The students, Schwab recalls, "were so excited that I had done this with my hair". In her mind, she says, "a little lightbulb went off. Maybe this is that portal to make something that happened long ago much more exciting and real".

She then organised the styling session that features in the exhibition, with Torres working on the long, thick manes of six students. The entire process took about seven hours. The students who participated – and those who have subsequently seen the overview film – gained a new sense of connection to the ancient world, Schwab says.

In fact, the experiment was so successful that Schwab and her colleagues were inspired to organise "Hair in the Classical World," an exhibition planned for autumn at the Bellarmine Museum of Art.

One era grooms its tresses with olive oil and animal fat. For another, there's Redken and Paul Mitchell. But the underlying impulse remains the same.

Humans, Torres observes, "are still the same breed then and now.

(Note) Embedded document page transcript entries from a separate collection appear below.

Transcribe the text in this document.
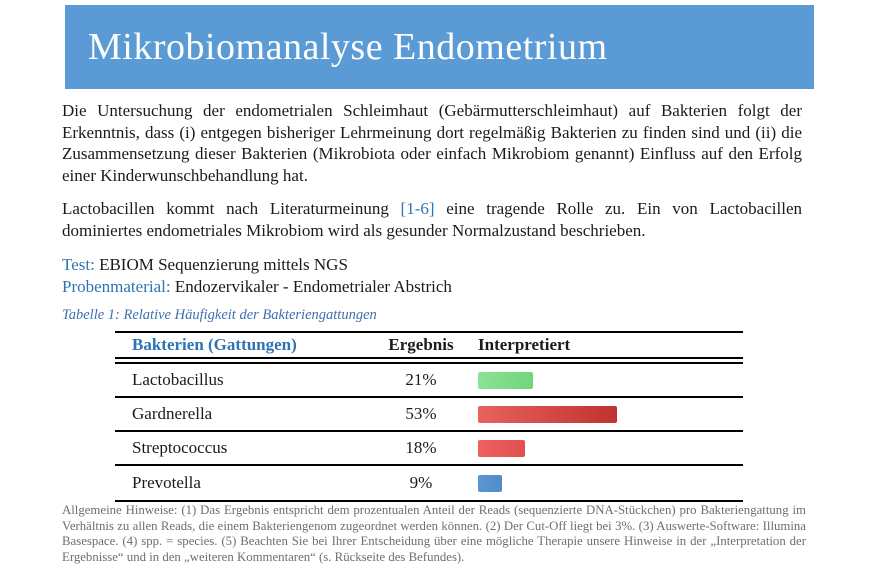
Mikrobiomanalyse Endometrium

Die Untersuchung der endometrialen Schleimhaut (Gebärmutterschleimhaut) auf Bakterien folgt der Erkenntnis, dass (i) entgegen bisheriger Lehrmeinung dort regelmäßig Bakterien zu finden sind und (ii) die Zusammensetzung dieser Bakterien (Mikrobiota oder einfach Mikrobiom genannt) Einfluss auf den Erfolg einer Kinderwunschbehandlung hat.

Lactobacillen kommt nach Literaturmeinung [1-6] eine tragende Rolle zu. Ein von Lactobacillen dominiertes endometriales Mikrobiom wird als gesunder Normalzustand beschrieben.

Test: EBIOM Sequenzierung mittels NGS
Probenmaterial: Endozervikaler - Endometrialer Abstrich
Tabelle 1: Relative Häufigkeit der Bakteriengattungen
Bakterien (Gattungen)	Ergebnis	Interpretiert
Lactobacillus	21%
Gardnerella	53%
Streptococcus	18%
Prevotella	9%
Allgemeine Hinweise: (1) Das Ergebnis entspricht dem prozentualen Anteil der Reads (sequenzierte DNA-Stückchen) pro Bakteriengattung im Verhältnis zu allen Reads, die einem Bakteriengenom zugeordnet werden können. (2) Der Cut-Off liegt bei 3%. (3) Auswerte-Software: Illumina Basespace. (4) spp. = species. (5) Beachten Sie bei Ihrer Entscheidung über eine mögliche Therapie unsere Hinweise in der „Interpretation der Ergebnisse“ und in den „weiteren Kommentaren“ (s. Rückseite des Befundes).
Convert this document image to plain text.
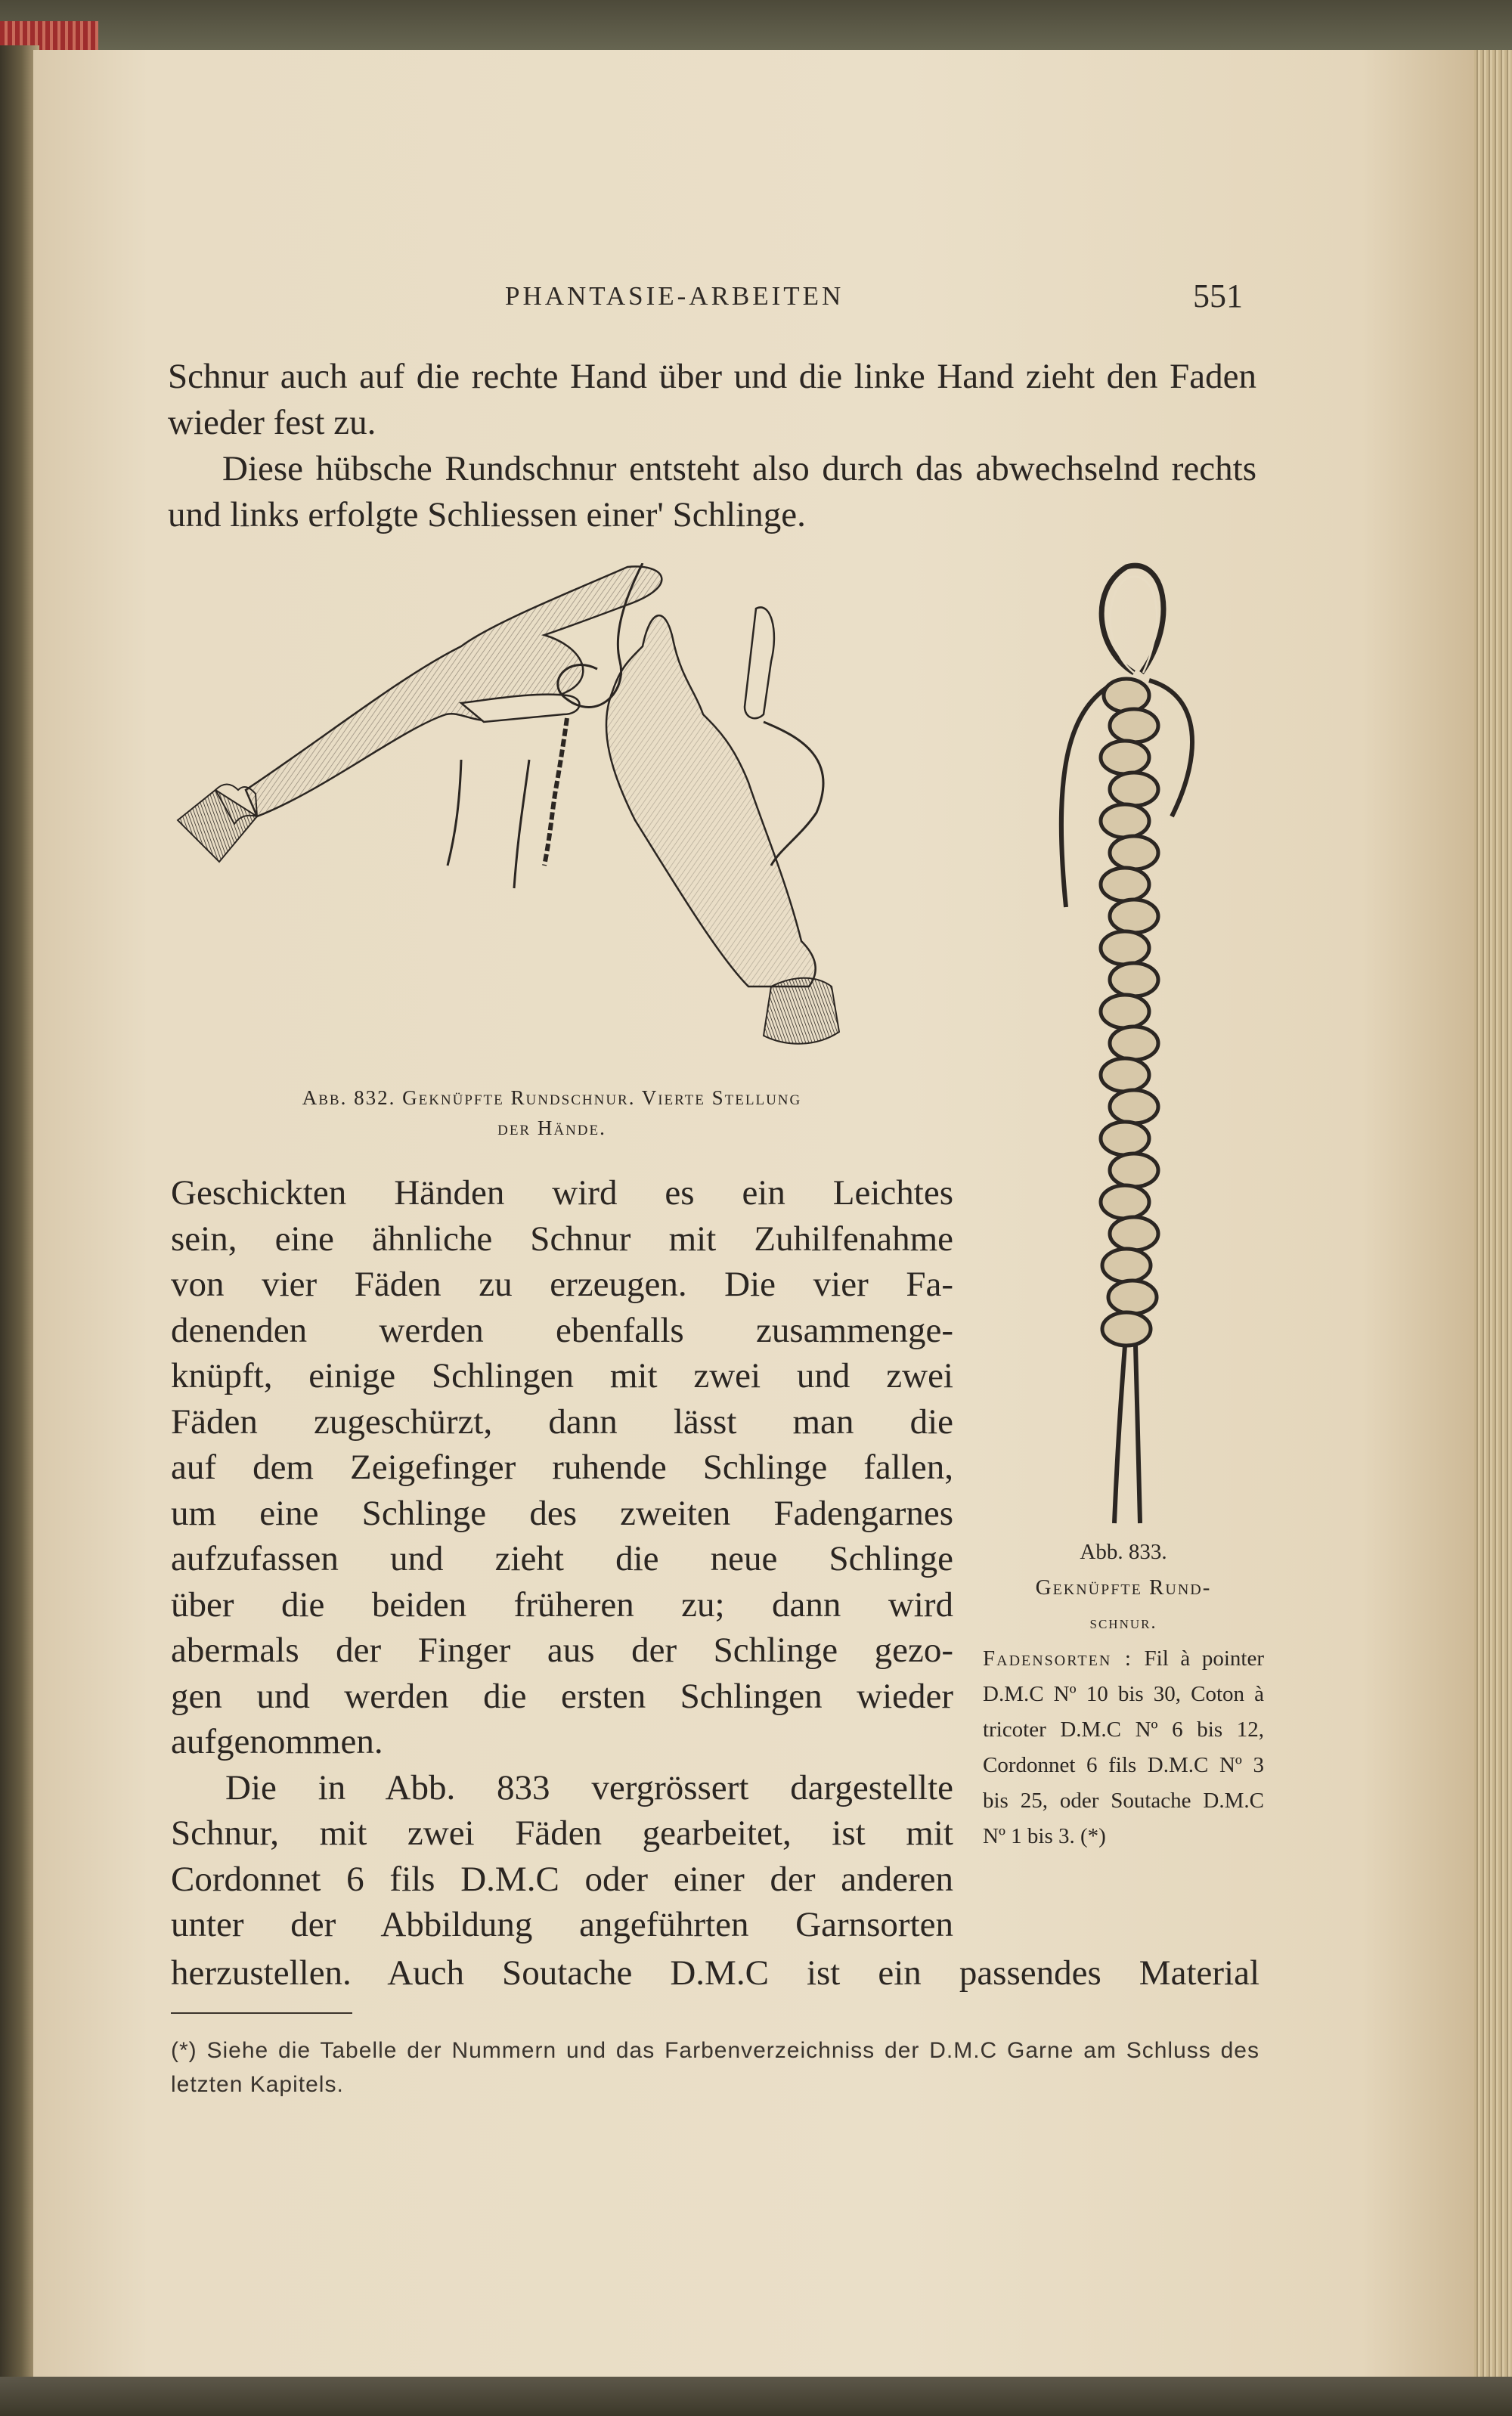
PHANTASIE-ARBEITEN	551

Schnur auch auf die rechte Hand über und die linke Hand zieht den Faden wieder fest zu.

Diese hübsche Rundschnur entsteht also durch das abwechselnd rechts und links erfolgte Schliessen einer' Schlinge.

Abb. 832. Geknüpfte Rundschnur. Vierte Stellung
der Hände.
Geschickten Händen wird es ein Leichtes
sein, eine ähnliche Schnur mit Zuhilfenahme
von vier Fäden zu erzeugen. Die vier Fa-
denenden werden ebenfalls zusammenge-
knüpft, einige Schlingen mit zwei und zwei
Fäden zugeschürzt, dann lässt man die
auf dem Zeigefinger ruhende Schlinge fallen,
um eine Schlinge des zweiten Fadengarnes
aufzufassen und zieht die neue Schlinge
über die beiden früheren zu; dann wird
abermals der Finger aus der Schlinge gezo-
gen und werden die ersten Schlingen wieder
aufgenommen.
Die in Abb. 833 vergrössert dargestellte
Schnur, mit zwei Fäden gearbeitet, ist mit
Cordonnet 6 fils D.M.C oder einer der anderen
unter der Abbildung angeführten Garnsorten
herzustellen. Auch Soutache D.M.C ist ein passendes Material
Abb. 833.
Geknüpfte Rund-
schnur.
Fadensorten : Fil à pointer D.M.C Nº 10 bis 30, Coton à tricoter D.M.C Nº 6 bis 12, Cordonnet 6 fils D.M.C Nº 3 bis 25, oder Soutache D.M.C Nº 1 bis 3. (*)
(*) Siehe die Tabelle der Nummern und das Farbenverzeichniss der D.M.C Garne am Schluss des letzten Kapitels.
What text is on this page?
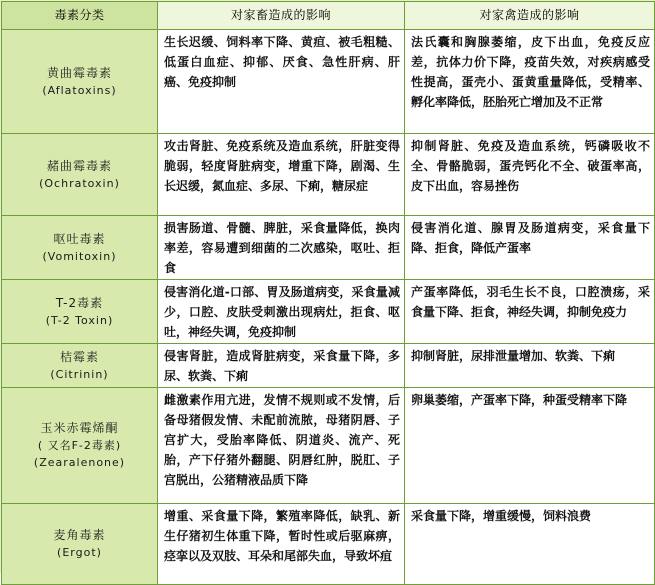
毒素分类	对家畜造成的影响	对家禽造成的影响

黄曲霉毒素
(Aflatoxins)	生长迟缓、饲料率下降、黄疸、被毛粗糙、低蛋白血症、抑郁、厌食、急性肝病、肝癌、免疫抑制	法氏囊和胸腺萎缩，皮下出血，免疫反应差，抗体力价下降，疫苗失效，对疾病感受性提高，蛋壳小、蛋黄重量降低，受精率、孵化率降低，胚胎死亡增加及不正常

赭曲霉毒素
(Ochratoxin)	攻击肾脏、免疫系统及造血系统，肝脏变得脆弱，轻度肾脏病变，增重下降，剧渴、生长迟缓，氮血症、多尿、下痢，糖尿症	抑制肾脏、免疫及造血系统，钙磷吸收不全、骨骼脆弱，蛋壳钙化不全、破蛋率高，皮下出血，容易挫伤

呕吐毒素
(Vomitoxin)	损害肠道、骨髓、脾脏，采食量降低，换肉率差，容易遭到细菌的二次感染，呕吐、拒食	侵害消化道、腺胃及肠道病变，采食量下降、拒食，降低产蛋率

T-2毒素
(T-2 Toxin)	侵害消化道-口部、胃及肠道病变，采食量减少，口腔、皮肤受刺激出现病灶，拒食、呕吐，神经失调，免疫抑制	产蛋率降低，羽毛生长不良，口腔溃疡，采食量下降、拒食，神经失调，抑制免疫力

桔霉素
(Citrinin)	侵害肾脏，造成肾脏病变，采食量下降，多尿、软粪、下痢	抑制肾脏，尿排泄量增加、软粪、下痢

玉米赤霉烯酮
( 又名F-2毒素)
(Zearalenone)	雌激素作用亢进，发情不规则或不发情，后备母猪假发情、未配前流脓，母猪阴唇、子宫扩大，受胎率降低、阴道炎、流产、死胎，产下仔猪外翻腿、阴唇红肿，脱肛、子宫脱出，公猪精液品质下降	卵巢萎缩，产蛋率下降，种蛋受精率下降

麦角毒素
(Ergot)	增重、采食量下降，繁殖率降低，缺乳、新生仔猪初生体重下降，暂时性或后驱麻痹，痉挛以及双肢、耳朵和尾部失血，导致坏疽	采食量下降，增重缓慢，饲料浪费
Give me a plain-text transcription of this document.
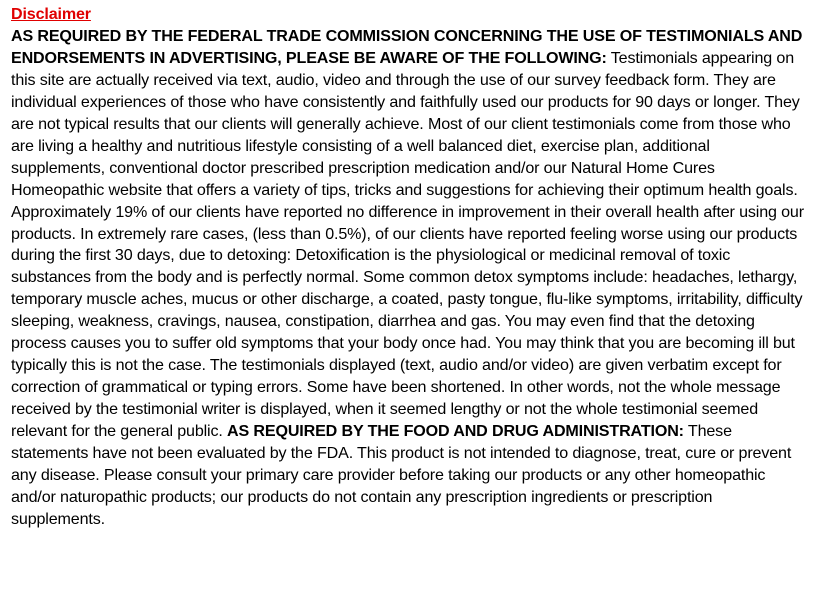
Disclaimer

AS REQUIRED BY THE FEDERAL TRADE COMMISSION CONCERNING THE USE OF TESTIMONIALS AND ENDORSEMENTS IN ADVERTISING, PLEASE BE AWARE OF THE FOLLOWING: Testimonials appearing on this site are actually received via text, audio, video and through the use of our survey feedback form. They are individual experiences of those who have consistently and faithfully used our products for 90 days or longer. They are not typical results that our clients will generally achieve. Most of our client testimonials come from those who are living a healthy and nutritious lifestyle consisting of a well balanced diet, exercise plan, additional supplements, conventional doctor prescribed prescription medication and/or our Natural Home Cures Homeopathic website that offers a variety of tips, tricks and suggestions for achieving their optimum health goals. Approximately 19% of our clients have reported no difference in improvement in their overall health after using our products. In extremely rare cases, (less than 0.5%), of our clients have reported feeling worse using our products during the first 30 days, due to detoxing: Detoxification is the physiological or medicinal removal of toxic substances from the body and is perfectly normal. Some common detox symptoms include: headaches, lethargy, temporary muscle aches, mucus or other discharge, a coated, pasty tongue, flu-like symptoms, irritability, difficulty sleeping, weakness, cravings, nausea, constipation, diarrhea and gas. You may even find that the detoxing process causes you to suffer old symptoms that your body once had. You may think that you are becoming ill but typically this is not the case. The testimonials displayed (text, audio and/or video) are given verbatim except for correction of grammatical or typing errors. Some have been shortened. In other words, not the whole message received by the testimonial writer is displayed, when it seemed lengthy or not the whole testimonial seemed relevant for the general public. AS REQUIRED BY THE FOOD AND DRUG ADMINISTRATION: These statements have not been evaluated by the FDA. This product is not intended to diagnose, treat, cure or prevent any disease. Please consult your primary care provider before taking our products or any other homeopathic and/or naturopathic products; our products do not contain any prescription ingredients or prescription supplements.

Hair is a big thing".

© Washington Post

Recreating history

Cosmetics

In 2003, archaeologists in south London working on the site of a new development unearthed a much older one – a Roman temple complex dedicated to the god Mars Camulus. Among the remains of a villa and bronze statuary, they found an ornate tin canister – a small pot that had been closed tight for more than 2,000 years. It revealed an off-white cream that still showed finger marks. Its use wasn't clear but almost complete preservation allowed scientists to analyse and recreate the paste, using starch and animal fats with tin oxide. They concluded that the resulting translucent cream had been an expensive face treatment, similar to today's cosmetics, with whitening qualities that suited the tan-averse fashion of the day. The original pot is now in the Museum of London.

The Kon-Tiki

Thor Heyerdahl set a high bar for the subsequent trend for historical recreations of machines for TV purposes (think trebuchets, Da Vinci's glider and Ray Mears with his dugout canoes). In 1947, the Norwegian adventurer and scientist built a raft of balsa wood and other materials and set sail from Peru to the islands of French Polynesia. He hoped that the Kon-Tiki expedition, named after the boat, would prove his still controversial theory that the island had been populated from the west not the east. The men took 101 days to make the 5,000-mile journey, encountering plenty of peril along the way. A 1950 film about the adventure won an Oscar for best documentary. Heyerdahl, who made many more voyages, died in 2002.

A taste of history

Perhaps unsurprisingly, there has been no shortage of historians who are dedicated to cooking up the past, in pursuit of the tastes and weaknesses of our forebears. But they don't always like what they find. As part of the recent 100-year anniversary of Captain Scott's doomed Antarctic expedition, there were attempts to recreate the dishes that sustained his men. Pemmican, a mixture of animal fat and protein that worked as the energy bar of its day, was easy to replicate, if not delicious, but penguin stew and turtle soup were very much off the modern menu. Elsewhere, Tudor diets have been of particular interest, with their 10-bird roasts and 5,000-calorie feasts – for breakfast.

Stonehenge

Some of our oldest structures pose the biggest mysteries. How did they build the Pyramids, or Stonehenge? Slave labour often helped but scientists remained undecided about the precise techniques used to build Stonehenge. In 1997, replica stones were made out of concrete and, using a combination of levers, ropes and greased wooden tracks, hundreds of arms were shown to be capable of shifting them, if slowly. But the more recent discovery of near perfect stone spheres, about the size of cricket balls, at similar sites in Britain, suggest that a ball-bearing technique might have been more efficient. As for lifting the stones, A-frames have been shown to work, while the lintels could have been inched upwards using wedges and a lot of strength.